The education reform community is furious at the way it is portrayed in the book; one such critic, Laura Waters, described “The Prize” as “a fairy tale about reform,” basing her comment on a Times review. Others believe that Russakoff overlooked some of the good things that have taken place in Newark, especially in the area of teacher training, and the fact that the public schools are at least marginally better.
But Russakoff doesn’t let those propagating the status quo off the hook, either. She describes the schools system as an “employer of last resort.” She shows the enormous impediments to real change imposed by the teachers’ union.
Most telling is her comparison between the resources that a very good charter school, Spark Academy, has at its disposal and those available to the public schools. The KIPP charter network, which runs Spark, gets $16,400 per Spark pupil, of which $12,664 is devoted to the school. The district schools get $19,650 per pupil, but only $9,604 trickles down to the schools. Money that the charter school is spending on extra support is being soaked up by the bloated bureaucracy in the public school system.
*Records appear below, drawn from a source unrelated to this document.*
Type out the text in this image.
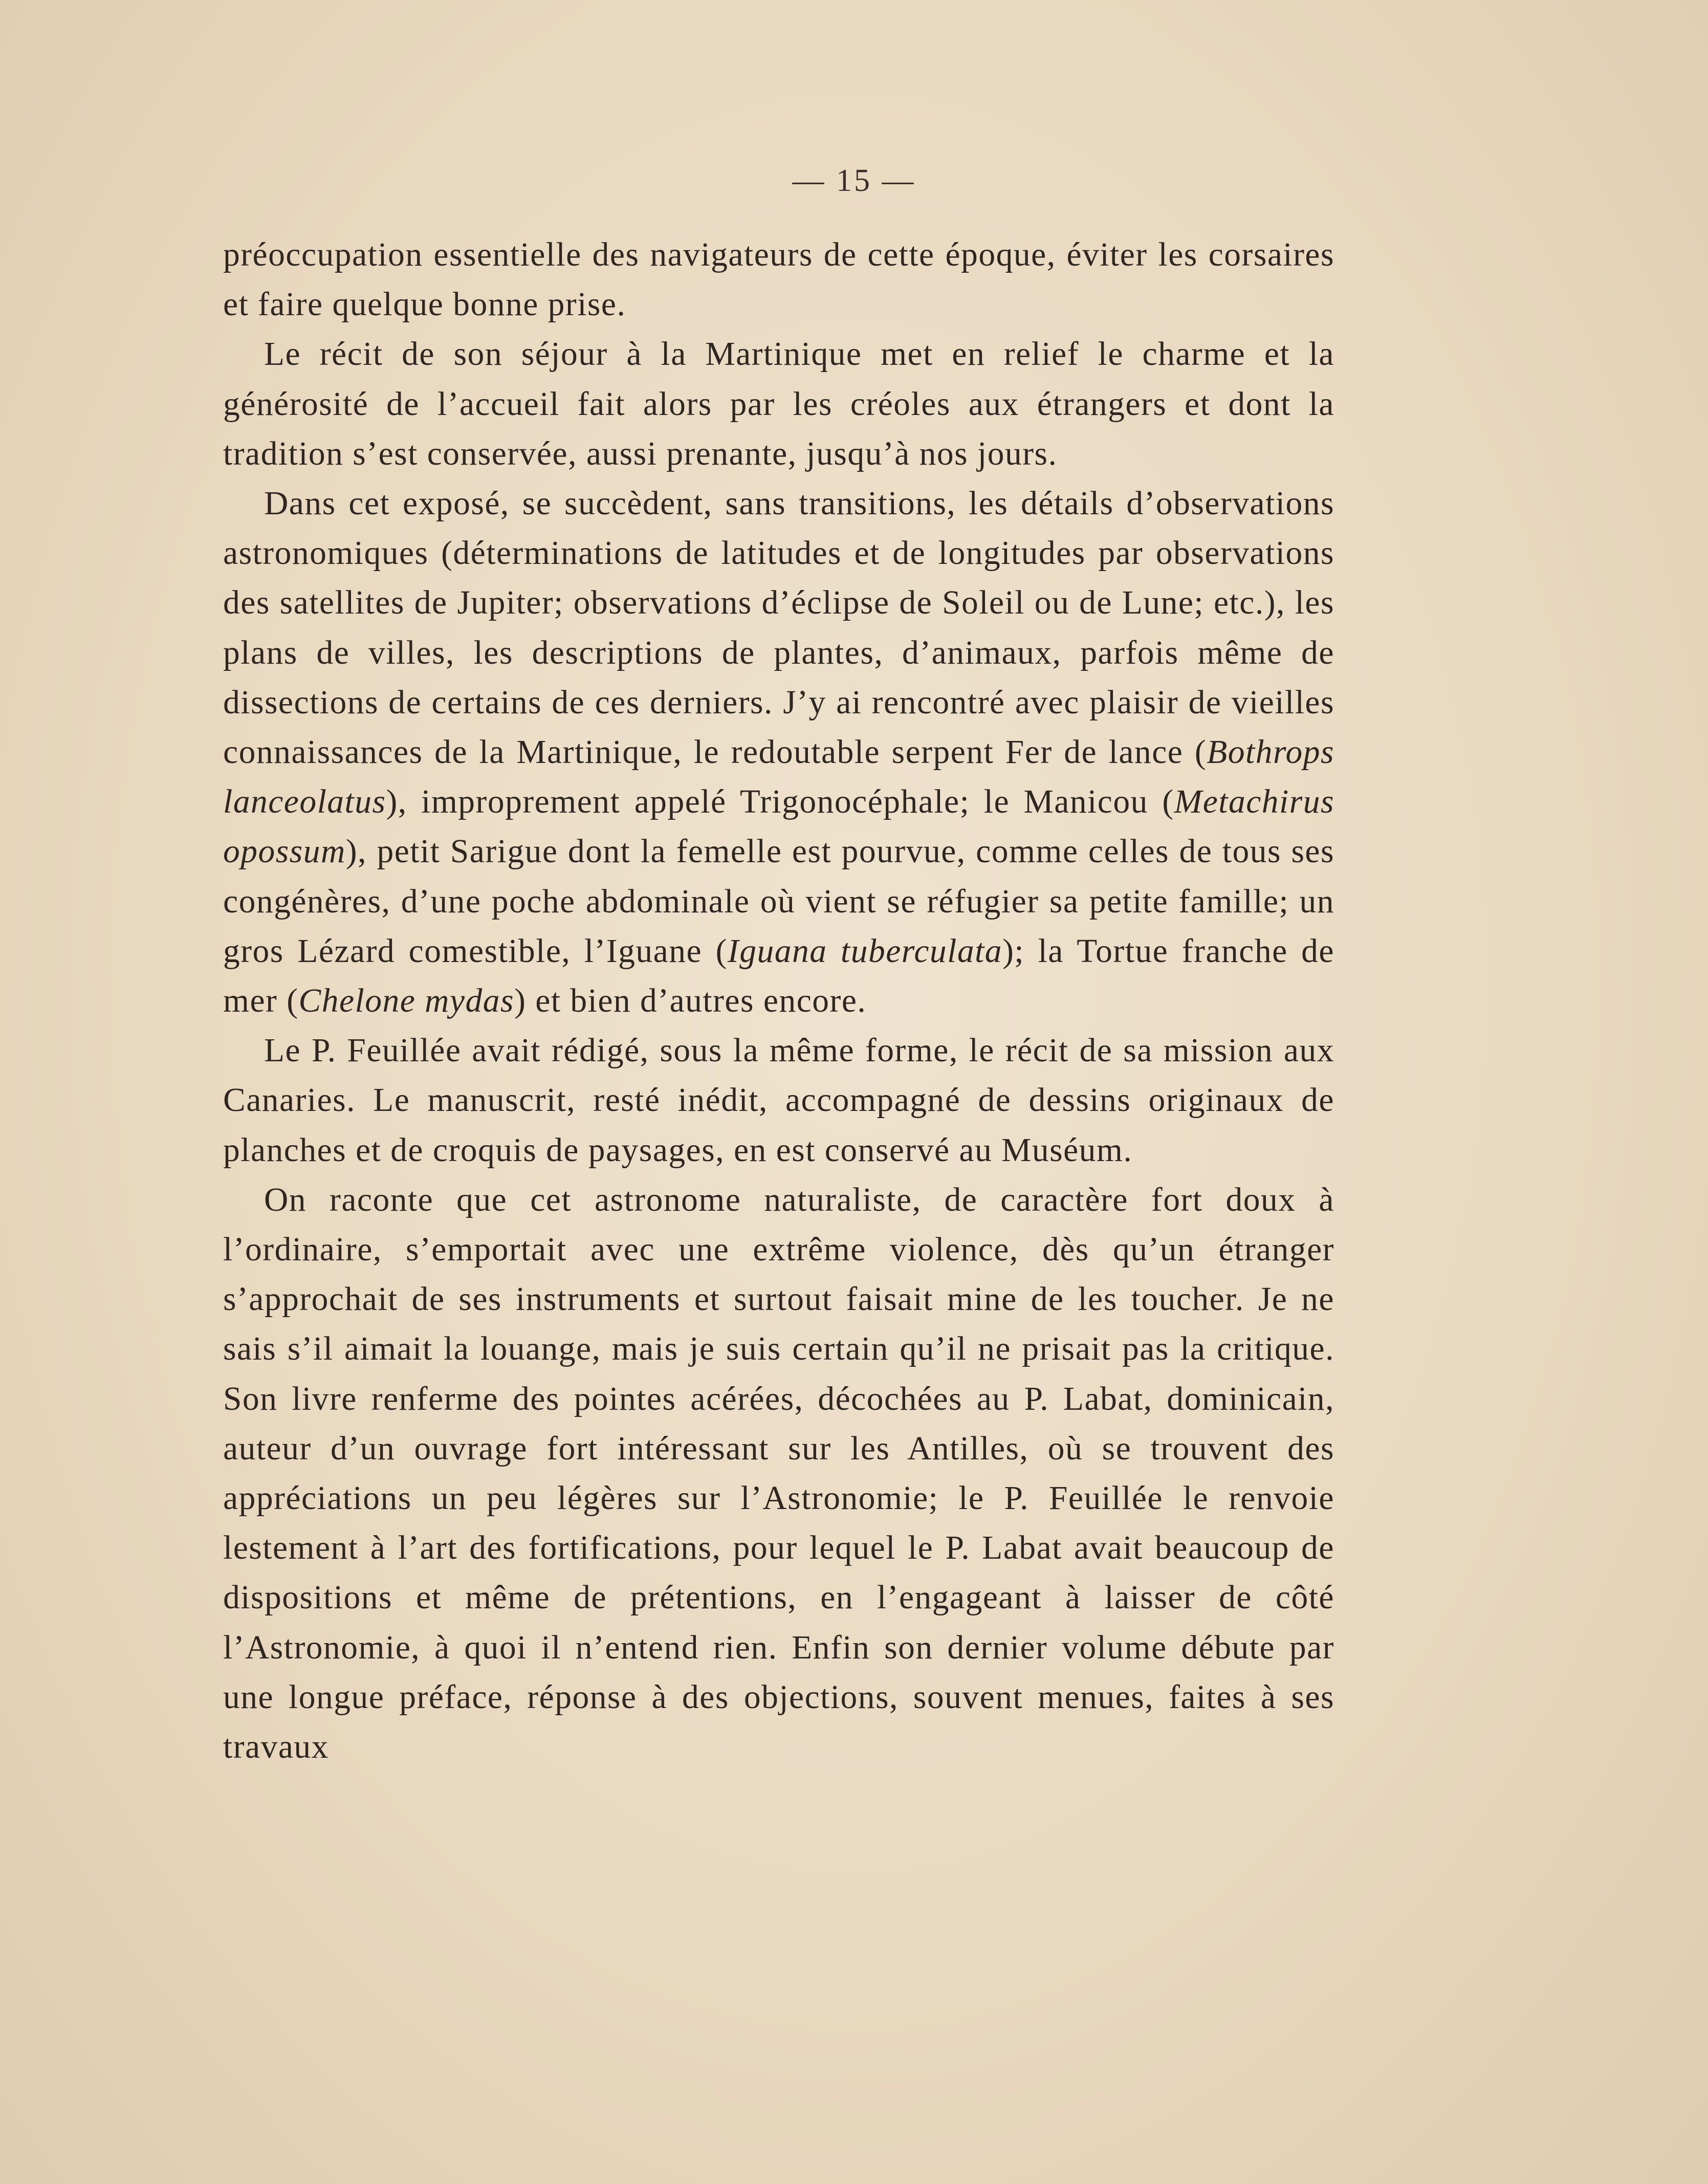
— 15 —

préoccupation essentielle des navigateurs de cette époque, éviter les corsaires et faire quelque bonne prise.

Le récit de son séjour à la Martinique met en relief le charme et la générosité de l’accueil fait alors par les créoles aux étrangers et dont la tradition s’est conservée, aussi prenante, jusqu’à nos jours.

Dans cet exposé, se succèdent, sans transitions, les détails d’observations astronomiques (déterminations de latitudes et de longitudes par observations des satellites de Jupiter; observations d’éclipse de Soleil ou de Lune; etc.), les plans de villes, les descriptions de plantes, d’animaux, parfois même de dissections de certains de ces derniers. J’y ai rencontré avec plaisir de vieilles connaissances de la Martinique, le redoutable serpent Fer de lance (Bothrops lanceolatus), improprement appelé Trigonocéphale; le Manicou (Metachirus opossum), petit Sarigue dont la femelle est pourvue, comme celles de tous ses congénères, d’une poche abdominale où vient se réfugier sa petite famille; un gros Lézard comestible, l’Iguane (Iguana tuberculata); la Tortue franche de mer (Chelone mydas) et bien d’autres encore.

Le P. Feuillée avait rédigé, sous la même forme, le récit de sa mission aux Canaries. Le manuscrit, resté inédit, accompagné de dessins originaux de planches et de croquis de paysages, en est conservé au Muséum.

On raconte que cet astronome naturaliste, de caractère fort doux à l’ordinaire, s’emportait avec une extrême violence, dès qu’un étranger s’approchait de ses instruments et surtout faisait mine de les toucher. Je ne sais s’il aimait la louange, mais je suis certain qu’il ne prisait pas la critique. Son livre renferme des pointes acérées, décochées au P. Labat, dominicain, auteur d’un ouvrage fort intéressant sur les Antilles, où se trouvent des appréciations un peu légères sur l’Astronomie; le P. Feuillée le renvoie lestement à l’art des fortifications, pour lequel le P. Labat avait beaucoup de dispositions et même de prétentions, en l’engageant à laisser de côté l’Astronomie, à quoi il n’entend rien. Enfin son dernier volume débute par une longue préface, réponse à des objections, souvent menues, faites à ses travaux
It is a devastating fact.
Here is another one: The primary change in Newark has been the increasing number of students . over 30 percent now . who are being educated in charter schools. I realize that many in the education reform community will applaud this fact, especially since those students have, by and large, shown enormous progress in test scores (though Russakoff is quick to note that as in all cities, some Newark charters failed “dramatically”). It’s great for the 30 percent who are learning from charter school teachers. But as Russakoff puts it in the most poignant line in her book, “What would become of the children left behind in district schools?”
The original idea behind the charter school movement was that this competition would spur traditional public schools to improve, to better compete for students. Instead, just as white flight drained urban school districts of white middle-class students when their families fled to the suburbs, now is there a new brain drain, with the black and Latino children of ambitious parents fleeing urban public schools now that they see an alternative.
There is another way to approach reform, a way that includes collaboration with the teachers, instead of bullying them or insulting them. A way that involves the community rather than imposing top-down decisions. A way that allows for cross-pollination between charters and traditional public schools so that the best teaching practices become commonplace in both kinds of schools.
As for Mark Zuckerberg, his experience in Newark does not appear to have deterred him. Last year he pledged $120 million to high-poverty schools in the San Francisco Bay Area. This time, however, he is insisting that he will collaborate with parents, teachers, school leaders and officials of both charter organizations and school districts, according to an op-ed he wrote with his wife, Priscilla Chan, in The San Jose Mercury News.
Apparently, Zuckerberg has learned his lesson. What will it take for the rest of us to learn?